No, this just shifts the likely point of failure. The writers of the VM still need to be as careful with their code as the kernel writers currently have to be with their C/ASM code. In fact by adding another layer of abstraction bugs leading to insecure operations will likely be more difficult to find (Is it the kernel code or the VM code?).
Just because you’ve shifted the point of failure, does not mean it’s wrong. This example means you can generate any Java byte-code you want and the byte-code will always be secure by definition because it won’t allow you to do insecure things. Yes, the VM might have flaws, but these can be found and fixed in one single place. If you find a byte-code flaw, it means every single byte-code program out there could potentially contain a flaw. C programs allow hundreds of ways to cause undefined and exploitable behaviour and you can never, ever be sure a C program does not contain an exploit. With the VM approach, you’ve just got to fix the VM once to fix, say, 1000 programs when you find a VM flaw.
It’s the right way to do it. The byte-code is designed to not have any security flaws or undefined behaviour. The VM is designed to run the byte-code. Of course, nothing is ever going to be bug free so the VM _will_ have flaws in it but it does isolate security exploits to one program (the VM) and not every single byte-code program you can ever produce. This is much better than the alternative.
By the way, I’m not saying to use Java in the kernel. I’m just giving an example that it is possible to write applications that are secure.
Depending on the problem a GA is called to deal with it may pottentially wonder through many useless solutions until it reaches a set that will lead them to the correct offsprings and solutions.
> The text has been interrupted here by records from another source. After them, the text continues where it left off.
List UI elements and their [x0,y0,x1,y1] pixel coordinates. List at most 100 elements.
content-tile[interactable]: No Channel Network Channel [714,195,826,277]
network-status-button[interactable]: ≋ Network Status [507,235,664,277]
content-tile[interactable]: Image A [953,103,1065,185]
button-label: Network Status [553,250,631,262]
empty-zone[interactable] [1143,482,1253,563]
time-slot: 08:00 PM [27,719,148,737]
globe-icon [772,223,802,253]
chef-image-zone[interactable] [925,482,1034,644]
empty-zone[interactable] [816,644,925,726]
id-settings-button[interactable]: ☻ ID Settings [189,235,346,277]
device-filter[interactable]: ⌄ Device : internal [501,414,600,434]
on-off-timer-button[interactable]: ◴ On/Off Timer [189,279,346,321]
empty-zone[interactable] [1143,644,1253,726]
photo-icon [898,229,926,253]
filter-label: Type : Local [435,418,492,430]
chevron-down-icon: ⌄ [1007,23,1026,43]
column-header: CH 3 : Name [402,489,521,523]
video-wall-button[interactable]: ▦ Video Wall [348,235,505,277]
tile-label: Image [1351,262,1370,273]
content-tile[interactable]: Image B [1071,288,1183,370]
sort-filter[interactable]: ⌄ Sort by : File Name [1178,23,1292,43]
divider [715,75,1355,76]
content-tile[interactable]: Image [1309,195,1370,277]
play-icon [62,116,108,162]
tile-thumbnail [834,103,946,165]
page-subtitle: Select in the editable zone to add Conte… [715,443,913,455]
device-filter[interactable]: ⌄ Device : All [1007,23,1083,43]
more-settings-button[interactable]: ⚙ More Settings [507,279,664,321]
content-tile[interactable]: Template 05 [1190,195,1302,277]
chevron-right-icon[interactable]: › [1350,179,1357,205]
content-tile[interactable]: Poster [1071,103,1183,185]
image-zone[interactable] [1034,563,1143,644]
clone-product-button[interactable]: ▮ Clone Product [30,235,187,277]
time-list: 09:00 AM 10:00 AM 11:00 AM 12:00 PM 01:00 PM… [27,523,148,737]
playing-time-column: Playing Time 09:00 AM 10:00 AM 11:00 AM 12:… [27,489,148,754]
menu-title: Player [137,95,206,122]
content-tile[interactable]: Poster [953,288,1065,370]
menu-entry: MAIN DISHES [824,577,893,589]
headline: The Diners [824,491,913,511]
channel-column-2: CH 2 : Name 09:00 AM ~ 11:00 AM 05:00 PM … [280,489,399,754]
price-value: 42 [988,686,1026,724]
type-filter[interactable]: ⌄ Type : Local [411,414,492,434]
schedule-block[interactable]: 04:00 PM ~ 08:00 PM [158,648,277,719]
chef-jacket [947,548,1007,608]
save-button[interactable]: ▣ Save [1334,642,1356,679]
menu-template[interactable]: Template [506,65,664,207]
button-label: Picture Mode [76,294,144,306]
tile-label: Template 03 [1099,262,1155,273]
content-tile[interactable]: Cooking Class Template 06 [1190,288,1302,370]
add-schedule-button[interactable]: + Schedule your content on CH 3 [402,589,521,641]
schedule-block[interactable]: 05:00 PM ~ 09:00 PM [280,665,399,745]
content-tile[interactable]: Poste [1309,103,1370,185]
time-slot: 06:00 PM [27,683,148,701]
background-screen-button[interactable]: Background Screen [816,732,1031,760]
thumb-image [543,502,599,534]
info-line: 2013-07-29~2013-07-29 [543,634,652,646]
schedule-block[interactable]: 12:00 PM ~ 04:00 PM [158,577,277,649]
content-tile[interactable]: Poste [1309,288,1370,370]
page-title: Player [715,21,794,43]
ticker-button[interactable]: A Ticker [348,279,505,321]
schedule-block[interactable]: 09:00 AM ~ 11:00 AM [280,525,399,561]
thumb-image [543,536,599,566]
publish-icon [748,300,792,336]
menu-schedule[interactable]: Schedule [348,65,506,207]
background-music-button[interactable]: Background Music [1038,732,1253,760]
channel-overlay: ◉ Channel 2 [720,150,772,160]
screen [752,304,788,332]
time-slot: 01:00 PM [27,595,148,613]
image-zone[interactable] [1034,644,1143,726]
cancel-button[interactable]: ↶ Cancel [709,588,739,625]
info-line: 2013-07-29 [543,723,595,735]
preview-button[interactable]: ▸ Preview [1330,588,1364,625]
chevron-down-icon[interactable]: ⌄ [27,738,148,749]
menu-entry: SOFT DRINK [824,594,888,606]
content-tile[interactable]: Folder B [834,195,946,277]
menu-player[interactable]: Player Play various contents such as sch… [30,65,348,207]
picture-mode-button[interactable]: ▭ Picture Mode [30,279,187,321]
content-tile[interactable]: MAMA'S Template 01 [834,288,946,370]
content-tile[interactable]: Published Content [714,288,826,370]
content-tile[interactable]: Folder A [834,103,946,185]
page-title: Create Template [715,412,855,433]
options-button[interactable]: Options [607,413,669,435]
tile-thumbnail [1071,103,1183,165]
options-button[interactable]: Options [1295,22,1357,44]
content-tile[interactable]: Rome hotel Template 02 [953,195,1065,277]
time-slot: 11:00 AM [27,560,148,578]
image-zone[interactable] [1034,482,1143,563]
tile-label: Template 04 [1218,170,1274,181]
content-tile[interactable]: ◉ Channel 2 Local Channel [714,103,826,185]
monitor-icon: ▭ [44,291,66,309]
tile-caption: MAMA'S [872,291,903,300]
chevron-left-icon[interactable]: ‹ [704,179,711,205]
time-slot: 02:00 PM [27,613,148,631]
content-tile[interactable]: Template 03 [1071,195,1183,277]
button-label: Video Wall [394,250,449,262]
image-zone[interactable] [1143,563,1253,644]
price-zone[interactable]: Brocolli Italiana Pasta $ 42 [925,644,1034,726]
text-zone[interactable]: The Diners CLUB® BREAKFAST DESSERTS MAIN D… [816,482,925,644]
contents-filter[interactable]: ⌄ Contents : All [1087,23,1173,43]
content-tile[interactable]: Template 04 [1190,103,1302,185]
Convergence in GAs is a pain in the neck (At least). I suppose that the problem of Kernel optimization can not be optimally solved with any of the classic methods and that is why people start using GAs…An also good reason to put GAs at such a task is simply to have fun no matter what the results are 🙂
It would be very nice if we had some graphs of fitness/generation….
Anyone knowing any links?
Hear my words: DO NOT PUT NON DETERMINISTIC CODE INTO KERNELS! Only terrible things will happen.
GA and other non deterministic algorithm ARE interesting and of good use, but I think they don’t belong into kernels for the same reason you won’t find preemptive systems in critical control units in your car, a plane, etc.
That’s only my opinion, though.
GA is used for virtual creatures and you educate them.
This code base has been used for experimental reasons. They putted an virtual creature in a flight simulator and let them learn. Indeed, the creatures learned and found a way how to fly most secure.
The creatures learned, if they rotate during flight, then this is the most stable flight. And this is physically right.
But such a result has been never expected as humans can not rotate during flight.
Well, the description of the experiment is not accurate, though amazing. If anyone interested,
http://csci.mrs.umn.edu/UMMCSciWiki/pub/Evolutionaryrobotics/Evolve…
(See section 5.2, in page 4)
if existis driver whit information data generic about the hardware, type cromossomos whit the best informations for agility adapting process.